FN5. The California Supreme Court illustrated specific bias as follows: "For
example, a prosecutor may fear bias on the part of one juror because he has a
record of prior arrests or has complained of police harassment, and on the part
of another simply because his clothes or hair
length suggest an unconventional lifestyle. In turn, a defendant may suspect
prejudice on the part of one juror because he has been the victim of crime or
has relatives in law enforcement, and on the part of another merely because his
answers on voir dire evince an excessive respect for authority. Indeed, even
less tangible evidence of potential bias may bring forth a peremptory challenge:
either party may feel a mistrust of a juror's objectivity on no more than the
'sudden impressions and unaccountable prejudices we are apt to conceive upon the
bare looks and gestures of another' (4 Blackstone, Commentaries *353)--upon
entering the box the juror may have smiled at the defendant, for instance, or
glared at him. Responsive to this reality, the law allows removal of a biased
juror by a challenge for which no reason 'need be given,' i.e., publicly stated:
in many instances the party either cannot establish his reason by normal methods
of proof or cannot do so without causing embarrassment to the challenged
venireman and resentment among the remaining jurors." (People v.
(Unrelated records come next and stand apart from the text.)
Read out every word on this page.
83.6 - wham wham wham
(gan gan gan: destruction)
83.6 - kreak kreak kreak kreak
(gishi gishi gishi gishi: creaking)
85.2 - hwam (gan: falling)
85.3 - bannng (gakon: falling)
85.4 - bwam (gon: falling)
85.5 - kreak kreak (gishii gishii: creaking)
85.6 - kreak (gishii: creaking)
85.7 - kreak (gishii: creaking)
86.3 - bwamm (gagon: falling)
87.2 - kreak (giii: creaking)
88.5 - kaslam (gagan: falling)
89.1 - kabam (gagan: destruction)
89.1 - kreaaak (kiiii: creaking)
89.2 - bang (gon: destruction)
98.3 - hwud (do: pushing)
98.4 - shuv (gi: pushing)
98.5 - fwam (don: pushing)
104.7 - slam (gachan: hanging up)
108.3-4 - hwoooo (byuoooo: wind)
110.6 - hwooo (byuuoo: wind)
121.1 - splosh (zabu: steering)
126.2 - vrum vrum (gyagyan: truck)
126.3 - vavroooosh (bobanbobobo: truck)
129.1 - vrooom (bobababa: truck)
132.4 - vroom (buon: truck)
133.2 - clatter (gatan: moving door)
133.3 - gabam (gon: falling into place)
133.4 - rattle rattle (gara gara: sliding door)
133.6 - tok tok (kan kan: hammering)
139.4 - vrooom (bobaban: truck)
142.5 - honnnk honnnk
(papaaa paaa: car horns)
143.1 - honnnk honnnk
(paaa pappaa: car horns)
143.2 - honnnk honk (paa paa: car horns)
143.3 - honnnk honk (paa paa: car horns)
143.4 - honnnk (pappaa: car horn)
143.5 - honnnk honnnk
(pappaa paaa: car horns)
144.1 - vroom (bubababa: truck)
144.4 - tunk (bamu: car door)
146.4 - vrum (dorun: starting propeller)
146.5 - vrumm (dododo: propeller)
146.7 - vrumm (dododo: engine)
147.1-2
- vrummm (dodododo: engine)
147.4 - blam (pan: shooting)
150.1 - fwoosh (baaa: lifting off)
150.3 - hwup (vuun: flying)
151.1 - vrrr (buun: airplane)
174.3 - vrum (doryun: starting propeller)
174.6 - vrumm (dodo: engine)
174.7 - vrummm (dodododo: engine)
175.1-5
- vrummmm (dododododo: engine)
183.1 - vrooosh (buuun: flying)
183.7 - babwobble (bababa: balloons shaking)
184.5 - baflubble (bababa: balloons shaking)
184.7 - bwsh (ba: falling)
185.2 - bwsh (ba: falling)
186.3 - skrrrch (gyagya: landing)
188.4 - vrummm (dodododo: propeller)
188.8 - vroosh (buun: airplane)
Wheeler, supra,
22 Cal.3d at p. 275, 148 Cal.Rptr. 890, 583 P.2d 748, footnote omitted.)
Because the California Supreme Court has indicated, albeit in dictum, that the
use of peremptory challenges to exclude jurors solely on the basis of religion
would be unconstitutional (People v. Wheeler, supra, 22 Cal.3d at pp. 276-277,
148 Cal.Rptr. 890, 583 P.2d 748), we cannot agree with the conclusions of the
courts in Casarez and Davis that the rule of Batson v. Kentucky does not extend
to religious discrimination. Nonetheless, we follow the reasoning of those
courts that *385 exclusion of a juror on the basis of the juror's beliefs is a
legitimate use of the peremptory challenge. (See U.S. v. Somerstein
(E.D.N.Y.1997) 959 F.Supp. 592 [exclusion of Jews when religious practices
intertwined with the criminal charges].)
[5] The California Supreme Court has held that the use of peremptory challenges
to exclude persons on the basis of their personal views, e.g., reservations
about the death penalty, does not violate Wheeler. (People v. Pinholster (1992)
1 Cal.4th 865, 913, 4 Cal.Rptr.2d 765, 824 P.2d 571; People v. Zimmerman (1984)
36 Cal.3d 154, 161, 202 Cal.Rptr. 826, 680 P.2d 776.) And before the enactment
of Code of Civil Procedure section 223, the court held that prospective jurors
could be questioned about their attitudes and beliefs for purposes of assisting
in the exercise of peremptory challenges. (People v. Williams (1981) 29 Cal.3d
392, 174 Cal.Rptr. 317, 628 P.2d 869; see also People v. Balderas (1985) 41
Cal.3d 144, 183-184, 222 Cal.Rptr. 184, 711 P.2d 480.) We are persuaded that the
peremptory challenge of a juror on the basis of the juror's relevant personal
values is not improper even though those views may be founded in the juror's
religious beliefs.
II. Jury Instruction [FN***]
FN*** See footnote *, ante.
The judgment is affirmed.
STEIN, Acting P.J., and SWAGER, J., concur.